View the number of missing values:

pd.isnull(df).sum()

result:

区域          0
月份          0
降雨量(mm)     0
降雨距平(mm)    1
观测站         0
dtype: int64

Only one missing value data can be deleted directly:

df.dropna(inplace=True)

3 Calculate the change of rainfall at the observation station relative to previous years

Calculate the number of times the rainfall is higher than previous years, unchanged from previous years, and lower than previous years:

rainfall_high = df.eval('`降雨距平(mm)` > 0').value_counts().get(True, 0)
rainfall_equal = df.eval('`降雨距平(mm)` == 0').value_counts().get(True, 0)
rainfall_low = df.eval('`降雨距平(mm)` < 0').value_counts().get(True, 0)
print(rainfall_high, rainfall_equal, rainfall_low)

13 1 18

In the above results, rainfall_high represents the number of times the rainfall is higher than the average level of previous years, rainfall_equal represents the number of times the rainfall is equal to the average level of previous years, and rainfall_low represents the number of times the rainfall is lower than the average level of previous years.
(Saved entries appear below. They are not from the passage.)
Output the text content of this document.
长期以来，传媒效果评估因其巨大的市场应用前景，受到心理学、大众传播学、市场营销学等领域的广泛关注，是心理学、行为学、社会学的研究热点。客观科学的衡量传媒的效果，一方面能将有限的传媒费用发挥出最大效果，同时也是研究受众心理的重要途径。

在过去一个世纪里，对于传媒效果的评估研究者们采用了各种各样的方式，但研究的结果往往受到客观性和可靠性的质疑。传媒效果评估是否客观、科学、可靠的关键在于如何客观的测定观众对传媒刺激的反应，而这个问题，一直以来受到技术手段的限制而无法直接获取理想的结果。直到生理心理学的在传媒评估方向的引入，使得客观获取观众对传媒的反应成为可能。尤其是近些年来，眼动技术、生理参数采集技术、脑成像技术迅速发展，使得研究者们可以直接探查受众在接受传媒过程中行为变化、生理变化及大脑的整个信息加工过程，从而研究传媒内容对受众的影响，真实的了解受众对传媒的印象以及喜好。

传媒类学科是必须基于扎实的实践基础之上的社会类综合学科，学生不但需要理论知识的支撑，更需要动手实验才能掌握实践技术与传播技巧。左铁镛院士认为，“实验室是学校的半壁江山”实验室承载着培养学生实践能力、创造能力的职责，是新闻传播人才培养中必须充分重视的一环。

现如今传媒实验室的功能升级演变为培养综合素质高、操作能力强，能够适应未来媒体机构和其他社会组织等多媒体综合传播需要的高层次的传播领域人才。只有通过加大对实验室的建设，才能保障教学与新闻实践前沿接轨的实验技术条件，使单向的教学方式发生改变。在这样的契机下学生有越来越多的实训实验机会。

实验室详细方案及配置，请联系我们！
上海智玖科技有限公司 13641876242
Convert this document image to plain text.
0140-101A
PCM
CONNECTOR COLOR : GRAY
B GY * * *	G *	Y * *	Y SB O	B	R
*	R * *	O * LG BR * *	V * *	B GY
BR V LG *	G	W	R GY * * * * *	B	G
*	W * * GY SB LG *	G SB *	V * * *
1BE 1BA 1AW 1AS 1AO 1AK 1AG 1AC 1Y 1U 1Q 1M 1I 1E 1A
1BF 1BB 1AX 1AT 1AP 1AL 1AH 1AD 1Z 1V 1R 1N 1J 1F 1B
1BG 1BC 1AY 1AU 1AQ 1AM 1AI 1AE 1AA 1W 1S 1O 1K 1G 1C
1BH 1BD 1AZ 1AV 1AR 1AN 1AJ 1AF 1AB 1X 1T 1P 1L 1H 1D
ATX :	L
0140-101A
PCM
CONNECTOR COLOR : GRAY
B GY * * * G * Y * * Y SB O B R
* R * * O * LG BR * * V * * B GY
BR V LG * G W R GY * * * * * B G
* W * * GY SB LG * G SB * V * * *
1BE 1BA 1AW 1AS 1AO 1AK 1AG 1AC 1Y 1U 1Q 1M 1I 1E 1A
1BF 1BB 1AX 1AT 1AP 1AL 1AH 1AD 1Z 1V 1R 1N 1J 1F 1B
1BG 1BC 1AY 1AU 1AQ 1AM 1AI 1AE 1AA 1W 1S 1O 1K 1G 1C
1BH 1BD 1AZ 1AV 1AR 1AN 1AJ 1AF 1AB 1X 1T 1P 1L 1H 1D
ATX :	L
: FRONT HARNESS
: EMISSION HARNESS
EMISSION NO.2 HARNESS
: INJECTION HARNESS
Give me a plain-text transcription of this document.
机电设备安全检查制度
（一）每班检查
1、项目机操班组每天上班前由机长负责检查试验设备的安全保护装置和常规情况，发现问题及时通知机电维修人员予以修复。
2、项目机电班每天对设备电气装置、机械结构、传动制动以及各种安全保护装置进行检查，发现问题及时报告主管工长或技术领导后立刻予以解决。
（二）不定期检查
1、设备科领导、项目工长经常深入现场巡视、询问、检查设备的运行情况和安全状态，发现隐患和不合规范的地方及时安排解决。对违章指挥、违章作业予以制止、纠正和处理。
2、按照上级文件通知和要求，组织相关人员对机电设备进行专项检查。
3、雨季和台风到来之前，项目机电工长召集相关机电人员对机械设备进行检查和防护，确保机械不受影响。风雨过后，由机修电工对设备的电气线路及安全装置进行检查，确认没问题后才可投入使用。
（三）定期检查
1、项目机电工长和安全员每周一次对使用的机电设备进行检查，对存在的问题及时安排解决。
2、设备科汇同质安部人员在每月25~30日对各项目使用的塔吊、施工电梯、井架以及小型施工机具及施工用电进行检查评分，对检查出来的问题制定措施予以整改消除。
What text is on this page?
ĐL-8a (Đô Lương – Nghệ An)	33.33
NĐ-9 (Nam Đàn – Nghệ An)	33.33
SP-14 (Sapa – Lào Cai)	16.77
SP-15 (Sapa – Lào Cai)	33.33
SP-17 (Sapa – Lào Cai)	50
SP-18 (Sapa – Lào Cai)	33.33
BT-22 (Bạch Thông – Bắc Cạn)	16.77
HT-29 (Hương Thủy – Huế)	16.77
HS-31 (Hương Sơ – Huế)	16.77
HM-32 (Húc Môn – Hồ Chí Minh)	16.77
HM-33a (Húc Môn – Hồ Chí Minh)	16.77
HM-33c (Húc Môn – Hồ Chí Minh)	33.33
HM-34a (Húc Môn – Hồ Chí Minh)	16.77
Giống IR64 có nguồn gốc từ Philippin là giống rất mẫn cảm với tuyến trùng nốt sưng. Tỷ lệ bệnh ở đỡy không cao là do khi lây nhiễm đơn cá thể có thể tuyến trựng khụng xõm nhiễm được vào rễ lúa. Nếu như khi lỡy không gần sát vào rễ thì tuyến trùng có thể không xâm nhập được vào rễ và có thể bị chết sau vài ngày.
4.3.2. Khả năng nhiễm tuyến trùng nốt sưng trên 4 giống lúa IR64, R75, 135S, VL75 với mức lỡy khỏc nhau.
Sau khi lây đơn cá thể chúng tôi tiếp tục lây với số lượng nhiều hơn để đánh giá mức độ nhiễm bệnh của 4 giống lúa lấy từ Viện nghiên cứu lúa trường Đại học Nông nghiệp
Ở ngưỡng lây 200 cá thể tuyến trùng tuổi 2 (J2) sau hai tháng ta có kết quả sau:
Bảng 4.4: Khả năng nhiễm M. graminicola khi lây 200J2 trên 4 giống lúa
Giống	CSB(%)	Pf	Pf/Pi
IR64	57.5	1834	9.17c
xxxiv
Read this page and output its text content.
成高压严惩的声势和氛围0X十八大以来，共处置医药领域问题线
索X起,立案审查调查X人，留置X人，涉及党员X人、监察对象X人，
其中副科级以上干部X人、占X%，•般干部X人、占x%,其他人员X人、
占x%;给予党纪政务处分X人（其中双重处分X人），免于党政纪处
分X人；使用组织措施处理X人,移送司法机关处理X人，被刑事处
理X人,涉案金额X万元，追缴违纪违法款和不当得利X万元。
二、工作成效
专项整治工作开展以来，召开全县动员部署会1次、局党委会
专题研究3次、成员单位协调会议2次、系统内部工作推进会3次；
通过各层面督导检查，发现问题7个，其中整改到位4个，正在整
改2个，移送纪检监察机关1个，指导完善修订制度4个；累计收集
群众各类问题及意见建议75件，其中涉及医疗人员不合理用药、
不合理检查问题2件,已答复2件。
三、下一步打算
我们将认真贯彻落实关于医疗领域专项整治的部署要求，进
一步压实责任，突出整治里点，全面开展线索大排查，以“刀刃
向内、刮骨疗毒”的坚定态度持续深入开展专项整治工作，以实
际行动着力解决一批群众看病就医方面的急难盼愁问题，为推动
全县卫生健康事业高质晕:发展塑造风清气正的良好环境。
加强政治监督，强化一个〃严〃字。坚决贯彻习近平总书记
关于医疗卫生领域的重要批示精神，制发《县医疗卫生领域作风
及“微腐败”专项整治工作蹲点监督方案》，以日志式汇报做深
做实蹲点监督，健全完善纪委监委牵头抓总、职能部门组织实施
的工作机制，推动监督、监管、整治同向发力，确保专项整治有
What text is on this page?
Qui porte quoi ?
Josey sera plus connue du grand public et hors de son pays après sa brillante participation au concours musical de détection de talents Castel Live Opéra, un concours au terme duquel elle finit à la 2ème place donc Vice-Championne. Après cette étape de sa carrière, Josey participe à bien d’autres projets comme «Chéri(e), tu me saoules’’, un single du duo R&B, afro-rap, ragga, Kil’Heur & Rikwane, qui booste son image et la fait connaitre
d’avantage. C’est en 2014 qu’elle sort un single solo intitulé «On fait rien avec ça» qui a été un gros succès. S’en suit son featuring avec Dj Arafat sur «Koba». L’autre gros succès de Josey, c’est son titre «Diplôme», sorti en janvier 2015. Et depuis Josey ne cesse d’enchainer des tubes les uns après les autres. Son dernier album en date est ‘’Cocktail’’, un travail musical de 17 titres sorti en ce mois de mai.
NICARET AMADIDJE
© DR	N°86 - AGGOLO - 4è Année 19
Therefore, the first paragraph of the report is generated according to the situation:

p1 = f"{month}月份"
if rainfall_low == 0 or rainfall_high == 0:
    if rainfall_equal != 0:
        p1 += f"除{rainfall_equal}个观测站降雨量较往年无变化外,"
    if rainfall_high == 0:
        p1 += f"各气象观测站降雨量较往年均偏低。"
    elif rainfall_low == 0:
        p1 += f"各气象观测站降雨量较往年均偏高。"
else:
    #  10%以内差异认为是持平
    if rainfall_high > rainfall_low*1.1:
        p1 += f"大部分气象观测站降雨量较往年偏高。"
    elif rainfall_low > rainfall_high*1.1:
        p1 += f"大部分气象观测站降雨量较往年偏低。"
    else:
        p1 += f"各气象观测站降雨量较往年整体持平。"
p1

result:

The rainfall in most meteorological observatories in November was lower than in previous years. '

4 Calculate the extreme value of rainfall in each region

Then generate the second paragraph of the report:

p2 = ""
t = df['rainfall(mm)']
p2 += f"The rainfall in each area is between {t.min()}~{t.max()}mm, where {df.loc [t.argmax(),'area']} area has the largest rainfall, {t.max()}mm."
p2

result:

'The rainfall in each area is between 0.0 and 16.0mm, of which the 51a45 area has the highest rainfall at 16.0mm. '

5 points of observation station statistics

The part that makes my head hurt is from the code here, and there are more complicated requirements that will not be announced.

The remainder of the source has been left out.